As Seen in the Baltimore Sun
When Edgar Allan Poe wrote his poem, “The Raven,” he couldn’t have imagined it would inspire the name of Baltimore’s football team (especially considering that the sport hadn’t been invented yet). Nor could he have known just how much the last two words in the opening line — “weak and weary” — would describe one particularly passionate fan: My son.
Joshua Weitzman is a 22-year-old aspiring music producer, and he’s battling multiple health conditions. Among them is myalgic encephalomyelitis, chronic fatigue syndrome (ME/CFS), a complex illness with multiple symptoms, one the worst of which is overwhelming fatigue after even slight exertion. That means Joshua could be rising to cheer a touchdown in one moment and collapsing on the couch in the next. Yet everything he endures only strengthens his emotional connection to the Ravens.
Long before Joshua developed ME/CFS, he was a shy 11-year-old standing on the sideline at recess, while others played football and talked Ravens. With my encouragement, he learned the game and eventually joined in.
However, my wife and I started noticing that Joshua was struggling with stomach pain and having difficulty swallowing, and we took him for an evaluation. He was diagnosed with Crohn’s disease and Eosinophilic Esophagitis, but not yet ME/CFS, and referred to a Johns Hopkins doctor for monthly medication infusions.
The visits to Johns Hopkins meant long drives Joshua dreaded from our home in Potomac, but the highway approaching Baltimore offered a panoramic view of M&T Bank Stadium, flush with purple seats. His eyes lit up whenever he saw it.
We eventually moved to Baltimore, but Joshua had a flare just as his middle school began. He was in the hospital, while classmates acclimated to new classrooms and peers. More hospitalizations followed.
One memory from that time lingers for Joshua. While he was recovering from a procedure in January 2013, the Ravens were playing the New England Patriots in the AFC Championship game a year after they’d lost in a heartbreaker to the same team. As he watched the game, Joshua recalled a line from a stirring speech linebacker Ray Lewis had delivered to his teammates after the earlier loss.
“I’m telling you, man, don’t ever — don’t ever — drop your head when it comes to a loss,” Lewis had said. “because there’s too much pain outside of this [game] that people are really going through.”
Joshua felt as if Lewis had been acknowledging him and felt supported. (The speech may have also inspired the Ravens, who won the Patriots rematch game Joshua was watching, and then the Super Bowl that same year.)
As the years passed and Joshua’s health struggles continued, the Ravens were his constant companion. Then, in spring 2021, yet another illness sacked him from his blind side. Following a bout with pneumonia during the pandemic, Joshua began experiencing symptoms associated with ME/CFS.
ME/CFS is characterized by profound fatigue, cognitive dysfunction, sleep abnormalities, autonomic manifestations, pain, and other symptoms made worse by any exertion (including physical, cognitive and emotional).
While watching the Ravens, Joshua would experience what he called a “crash” brought on by ME/CFS. Such crashes can mean feeling flu-like for days or collapsing on the couch after a score. Watching games with Joshua, I tried to hide my own emotional agony. But I also knew he was resilient, just like the team he adored.
Joshua adjusted his game plan. He learned to pace himself to avoid exertional triggers. “Players are told to take it one down at a time and play it the best they can,” he says. “That is what I now do nearly every hour of every day.
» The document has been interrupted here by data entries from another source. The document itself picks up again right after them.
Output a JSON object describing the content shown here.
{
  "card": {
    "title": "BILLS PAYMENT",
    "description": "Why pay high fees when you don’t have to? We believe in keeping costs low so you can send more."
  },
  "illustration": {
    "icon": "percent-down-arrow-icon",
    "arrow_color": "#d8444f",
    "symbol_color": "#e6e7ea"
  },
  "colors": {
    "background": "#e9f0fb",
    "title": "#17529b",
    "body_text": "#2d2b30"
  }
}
I do what my body will allow at that moment.”
Meanwhile, Joshua also pursued treatment, but he was unable to get an appointment with a Johns Hopkins ME/CFS specialist — one of only a few such providers in the country. Finding more availability in California, he moved to Los Angeles in January and assembled a new medical team.
Joshua had taken a leave from college two years earlier, but he’s recently returned to school for a music class at UCLA.
He still has a long way to go on his journey to wellness. But at least he’s “moving the chains and getting some first downs,” as he says. His game plan is to be the best version of himself on every play, and hope that at some point, he hits a treatment touchdown.
Joshua says he misses the purple madness that overtakes Baltimore during football season, and he plans to attend a game between the Ravens and Los Angeles Chargers at SoFi Stadium later this year.
Poe’s poem ends rather bleakly (“And my soul … shall be lifted — nevermore!), but Joshua harbors great hope for a successful Ravens’ run and for his own future.
“When they talk about ‘Playing like a Raven,’ they mean playing with passion, pride, and determination,” he says, “something I try to embody despite my struggles.”